Siontis Konstantinos C, Bhopalwala Huzefa, Dewaswala Nakeya, Scott Christopher G, Noseworthy Peter A, Geske Jeffrey B, Ommen Steve R, Nishimura Rick A, Ackerman Michael J, Friedman Paul A, Arruda-Olson Adelaide M
Department of Cardiovascular Medicine, Mayo Clinic, Rochester, Minnesota.
Department of Health Sciences Research, Mayo Clinic, Rochester, Minnesota.
Cardiovasc Digit Health J. 2021 Oct;2(5):264-269. doi: 10.1016/j.cvdhj.2021.05.005. Epub 2021 May 20.
The follow-up of implantable cardioverter-defibrillators (ICDs) generates large amounts of valuable structured and unstructured data embedded in device interrogation reports.
We aimed to build a natural language processing (NLP) model for automated capture of ICD-recorded events from device interrogation reports using a single-center cohort of patients with hypertrophic cardiomyopathy (HCM).
A total of 687 ICD interrogation reports from 247 HCM patients were included. Using a derivation set of 480 reports, we developed a rule-based NLP algorithm based on unstructured (free-text) data from the interpretation field of the ICD reports to identify sustained atrial and ventricular arrhythmias, and ICD therapies. A separate model based on structured numerical tabulated data was also developed. Both models were tested in a separate set of the 207 remaining ICD reports. Diagnostic performance was determined in reference to arrhythmia and ICD therapy annotations generated by expert manual review of the same reports.
The NLP system achieved sensitivity 0.98 and 0.99, and F1-scores 0.98 and 0.92 for arrhythmia and ICD therapy events, respectively. In contrast, the performance of the structured data model was significantly lower with sensitivity 0.33 and 0.76, and F1-scores 0.45 and 0.78, for arrhythmia and ICD therapy events, respectively.

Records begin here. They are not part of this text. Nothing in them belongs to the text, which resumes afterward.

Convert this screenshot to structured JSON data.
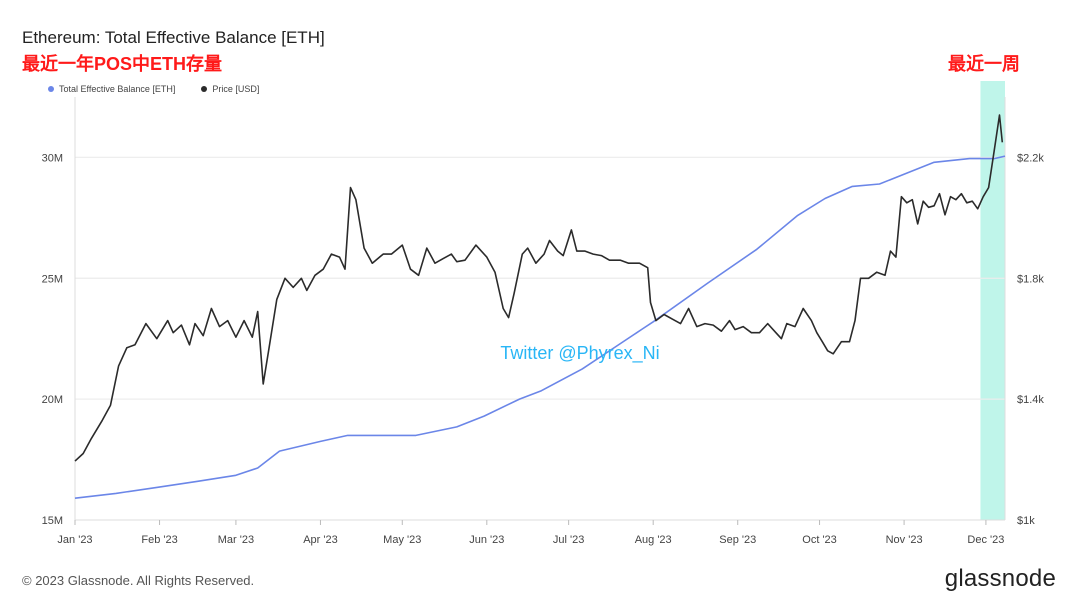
{
  "header": {
    "title": "Ethereum: Total Effective Balance [ETH]",
    "subtitle": "最近一年POS中ETH存量",
    "week_note": "最近一周"
  },
  "legend": {
    "items": [
      {
        "label": "Total Effective Balance [ETH]",
        "color": "#6b86e8"
      },
      {
        "label": "Price [USD]",
        "color": "#2b2b2b"
      }
    ]
  },
  "footer": {
    "copyright": "© 2023 Glassnode. All Rights Reserved.",
    "brand": "glassnode"
  },
  "chart_data": {
    "type": "line",
    "title": "Ethereum: Total Effective Balance [ETH]",
    "x_ticks": [
      "Jan '23",
      "Feb '23",
      "Mar '23",
      "Apr '23",
      "May '23",
      "Jun '23",
      "Jul '23",
      "Aug '23",
      "Sep '23",
      "Oct '23",
      "Nov '23",
      "Dec '23"
    ],
    "x_tick_days": [
      0,
      31,
      59,
      90,
      120,
      151,
      181,
      212,
      243,
      273,
      304,
      334
    ],
    "left_axis": {
      "label": "",
      "ticks": [
        "15M",
        "20M",
        "25M",
        "30M"
      ],
      "tick_values": [
        15000000,
        20000000,
        25000000,
        30000000
      ],
      "range": [
        15000000,
        32500000
      ]
    },
    "right_axis": {
      "label": "",
      "ticks": [
        "$1k",
        "$1.4k",
        "$1.8k",
        "$2.2k"
      ],
      "tick_values": [
        1000,
        1400,
        1800,
        2200
      ],
      "range": [
        1000,
        2400
      ]
    },
    "grid": true,
    "highlight": {
      "label": "最近一周",
      "start_day": 332,
      "end_day": 341,
      "color": "#bff5ea"
    },
    "watermark": "Twitter @Phyrex_Ni",
    "series": [
      {
        "name": "Total Effective Balance [ETH]",
        "axis": "left",
        "color": "#6b86e8",
        "points": [
          [
            0,
            15.9
          ],
          [
            15,
            16.1
          ],
          [
            30,
            16.35
          ],
          [
            45,
            16.6
          ],
          [
            59,
            16.85
          ],
          [
            67,
            17.15
          ],
          [
            75,
            17.85
          ],
          [
            90,
            18.25
          ],
          [
            100,
            18.5
          ],
          [
            108,
            18.5
          ],
          [
            125,
            18.5
          ],
          [
            140,
            18.85
          ],
          [
            150,
            19.3
          ],
          [
            163,
            20.0
          ],
          [
            171,
            20.35
          ],
          [
            186,
            21.25
          ],
          [
            200,
            22.3
          ],
          [
            208,
            22.9
          ],
          [
            212,
            23.2
          ],
          [
            232,
            24.8
          ],
          [
            250,
            26.2
          ],
          [
            265,
            27.6
          ],
          [
            275,
            28.3
          ],
          [
            285,
            28.8
          ],
          [
            295,
            28.9
          ],
          [
            305,
            29.35
          ],
          [
            315,
            29.8
          ],
          [
            328,
            29.95
          ],
          [
            337,
            29.95
          ],
          [
            341,
            30.05
          ]
        ]
      },
      {
        "name": "Price [USD]",
        "axis": "right",
        "color": "#2b2b2b",
        "points": [
          [
            0,
            1195
          ],
          [
            3,
            1220
          ],
          [
            6,
            1270
          ],
          [
            10,
            1330
          ],
          [
            13,
            1380
          ],
          [
            16,
            1510
          ],
          [
            19,
            1570
          ],
          [
            22,
            1580
          ],
          [
            26,
            1650
          ],
          [
            30,
            1600
          ],
          [
            34,
            1660
          ],
          [
            36,
            1620
          ],
          [
            39,
            1645
          ],
          [
            42,
            1580
          ],
          [
            44,
            1650
          ],
          [
            47,
            1610
          ],
          [
            50,
            1700
          ],
          [
            53,
            1640
          ],
          [
            56,
            1660
          ],
          [
            59,
            1605
          ],
          [
            62,
            1660
          ],
          [
            65,
            1605
          ],
          [
            67,
            1690
          ],
          [
            69,
            1450
          ],
          [
            71,
            1560
          ],
          [
            74,
            1730
          ],
          [
            77,
            1800
          ],
          [
            80,
            1770
          ],
          [
            83,
            1800
          ],
          [
            85,
            1760
          ],
          [
            88,
            1810
          ],
          [
            91,
            1830
          ],
          [
            94,
            1880
          ],
          [
            97,
            1870
          ],
          [
            99,
            1830
          ],
          [
            101,
            2100
          ],
          [
            103,
            2060
          ],
          [
            106,
            1900
          ],
          [
            109,
            1850
          ],
          [
            113,
            1880
          ],
          [
            116,
            1880
          ],
          [
            120,
            1910
          ],
          [
            123,
            1830
          ],
          [
            126,
            1810
          ],
          [
            129,
            1900
          ],
          [
            132,
            1850
          ],
          [
            135,
            1865
          ],
          [
            138,
            1880
          ],
          [
            140,
            1855
          ],
          [
            143,
            1860
          ],
          [
            147,
            1910
          ],
          [
            151,
            1870
          ],
          [
            154,
            1820
          ],
          [
            157,
            1700
          ],
          [
            159,
            1670
          ],
          [
            161,
            1750
          ],
          [
            164,
            1880
          ],
          [
            166,
            1900
          ],
          [
            169,
            1850
          ],
          [
            172,
            1880
          ],
          [
            174,
            1925
          ],
          [
            177,
            1890
          ],
          [
            179,
            1875
          ],
          [
            182,
            1960
          ],
          [
            184,
            1890
          ],
          [
            187,
            1890
          ],
          [
            190,
            1880
          ],
          [
            193,
            1875
          ],
          [
            196,
            1860
          ],
          [
            200,
            1860
          ],
          [
            203,
            1850
          ],
          [
            207,
            1850
          ],
          [
            210,
            1835
          ],
          [
            211,
            1720
          ],
          [
            213,
            1660
          ],
          [
            216,
            1680
          ],
          [
            219,
            1665
          ],
          [
            222,
            1650
          ],
          [
            225,
            1700
          ],
          [
            228,
            1640
          ],
          [
            231,
            1650
          ],
          [
            234,
            1645
          ],
          [
            237,
            1625
          ],
          [
            240,
            1660
          ],
          [
            242,
            1630
          ],
          [
            245,
            1640
          ],
          [
            248,
            1620
          ],
          [
            251,
            1620
          ],
          [
            254,
            1650
          ],
          [
            257,
            1620
          ],
          [
            259,
            1600
          ],
          [
            261,
            1650
          ],
          [
            264,
            1640
          ],
          [
            267,
            1700
          ],
          [
            270,
            1660
          ],
          [
            272,
            1620
          ],
          [
            274,
            1590
          ],
          [
            276,
            1560
          ],
          [
            278,
            1550
          ],
          [
            281,
            1590
          ],
          [
            284,
            1590
          ],
          [
            286,
            1660
          ],
          [
            288,
            1800
          ],
          [
            291,
            1800
          ],
          [
            294,
            1820
          ],
          [
            297,
            1810
          ],
          [
            299,
            1890
          ],
          [
            301,
            1870
          ],
          [
            303,
            2070
          ],
          [
            305,
            2050
          ],
          [
            307,
            2060
          ],
          [
            309,
            1980
          ],
          [
            311,
            2055
          ],
          [
            313,
            2035
          ],
          [
            315,
            2040
          ],
          [
            317,
            2080
          ],
          [
            319,
            2010
          ],
          [
            321,
            2070
          ],
          [
            323,
            2060
          ],
          [
            325,
            2080
          ],
          [
            327,
            2050
          ],
          [
            329,
            2055
          ],
          [
            331,
            2030
          ],
          [
            333,
            2070
          ],
          [
            335,
            2100
          ],
          [
            337,
            2220
          ],
          [
            339,
            2340
          ],
          [
            340,
            2250
          ]
        ]
      }
    ]
  }
}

An automated NLP system can capture arrhythmia events and ICD therapies from unstructured device interrogation reports with high accuracy in HCM. These findings demonstrate the feasibility of an NLP paradigm for the extraction of data for clinical care and research from ICD reports embedded in the electronic health record.
植入式心脏复律除颤器(ICD)的随访会产生大量有价值的结构化和非结构化数据,这些数据包含在设备问询报告中。
我们旨在构建一个自然语言处理(NLP)模型,用于从肥厚型心肌病(HCM)患者的单中心队列的设备问询报告中自动提取ICD记录的事件。
纳入了247例HCM患者的687份ICD问询报告。使用480份报告的衍生集,我们基于ICD报告解读字段中的非结构化(自由文本)数据开发了一种基于规则的NLP算法,以识别持续性房性和室性心律失常以及ICD治疗。还开发了一个基于结构化数字列表数据的单独模型。两个模型都在另外一组207份剩余的ICD报告中进行了测试。根据对相同报告进行专家人工审核生成的心律失常和ICD治疗注释来确定诊断性能。
NLP系统对心律失常和ICD治疗事件的敏感性分别为0.98和0.99,F1分数分别为0.98和0.92。相比之下,结构化数据模型的性能明显较低,心律失常和ICD治疗事件的敏感性分别为0.33和0.76,F1分数分别为0.45和0.78。
自动化NLP系统可以从HCM患者的非结构化设备问询报告中高精度地捕获心律失常事件和ICD治疗。这些发现证明了NLP范式从电子健康记录中嵌入的ICD报告中提取临床护理和研究数据的可行性。